И это чувство ничуть не умаляло то обстоятельство, что при нем не было никакого – по крайней мере, видимого – оружия.

– Я уже говорил тебе, – негромко произнес он, останавливаясь напротив Конрада, – что то, с чем тебе предстоит иметь здесь дело, не обычный упырь или волкодлак, а нечто гораздо более серьезное. К нему нельзя подходить с обычными мерками охотника за нечистью, это заблуждение может стоить тебе твоей жизни.

– Да. Но это моя жизнь, и мне решать, когда, как и за что ее отдавать, – угрюмо ответил Конрад. Его собеседник спокойно кивнул.

– Вот в этом ты прав. И я хочу всего лишь посмотреть на то, как ты будешь это делать, чтобы, когда придет моя очередь, не допустить твоих ошибок и – в отличие от тебя – остаться в живых.

Конрад равнодушно пожал плечами.

– Поступай как знаешь, только не путайся у меня под ногами, когда я примусь за дело.

– Как скажешь, – примиряюще поднял ладонь Преподобный. – Вмешиваться в твою работу у меня нет никакого желания. Я просто посижу в сторонке и понаблюдаю за тобой, если, конечно, ты не против этого.

Конрад был не против. Кодекс охотников не запрещал им вершить свое ремесло при свидетелях, как то было принято у колдунов и друидов, ревностно охранявших свои секреты от посторонних. В работе же охотников никаких секретов не было, а значит, и скрывать им было нечего. Ну, или почти нечего, однако непосвященным все равно не дано было этого понять, только лишь наблюдая за действиями охотника.
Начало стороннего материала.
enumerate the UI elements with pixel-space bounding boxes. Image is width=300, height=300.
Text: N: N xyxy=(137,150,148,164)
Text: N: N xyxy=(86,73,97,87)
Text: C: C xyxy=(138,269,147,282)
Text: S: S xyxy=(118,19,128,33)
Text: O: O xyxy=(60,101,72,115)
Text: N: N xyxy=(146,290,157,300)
Развязав клапаны седельных сумок, Конрад начал спокойно доставать из них множество флаконов всевозможных форм и размеров и расставлять их в определенном, ясном только ему одному, порядке на плоском камне, составлявшем когда-то часть привратной арки, а теперь мирно белевшем в придорожной траве рядом с десятком своих собратьев. В последнюю очередь Конрад извлек небольшую деревянную шкатулку и с заметной осторожностью поставил ее не на камень, а рядом, предварительно убедившись, что поверхность земли в этом месте лишена каких-либо неровностей. Закончив на этом приготовления, охотник опустился перед камнем на колени и на некоторое время застыл, прикрыв глаза и беззвучно шепча про себя необходимые для активации снадобий формулы, которые некоторые неучи предпочитали называть заклятиями.

Преподобный, как и обещал, не мешал ему, действительно усевшись на кочку неподалеку и вперив в охотника любопытный взгляд, буравящий его спину и отслеживающий все его движения. Под этим взглядом Конрад непроизвольно подтянулся, а все его жесты приобрели плавность и размеренность, словно он вершил не давно ставшую рутинной работу, а некий таинственный ритуал, немного вычурный, но от этого делавшийся только более значительным.

Протянув руку, охотник взял первый флакон и, с некоторым трудом выдернув тщательно притертую крышку, приблизил его к губам. В нос ударил резкий кисловатый запах, от которого перехватывало дыхание, однако Конрад, ни секунды не колеблясь, запрокинул голову и залпом выпил содержимое флакона, все до последней капли. На минуту он замер, прислушиваясь к происходящим внутри него изменениям, после чего поставил порожнюю емкость на место и взял следующую.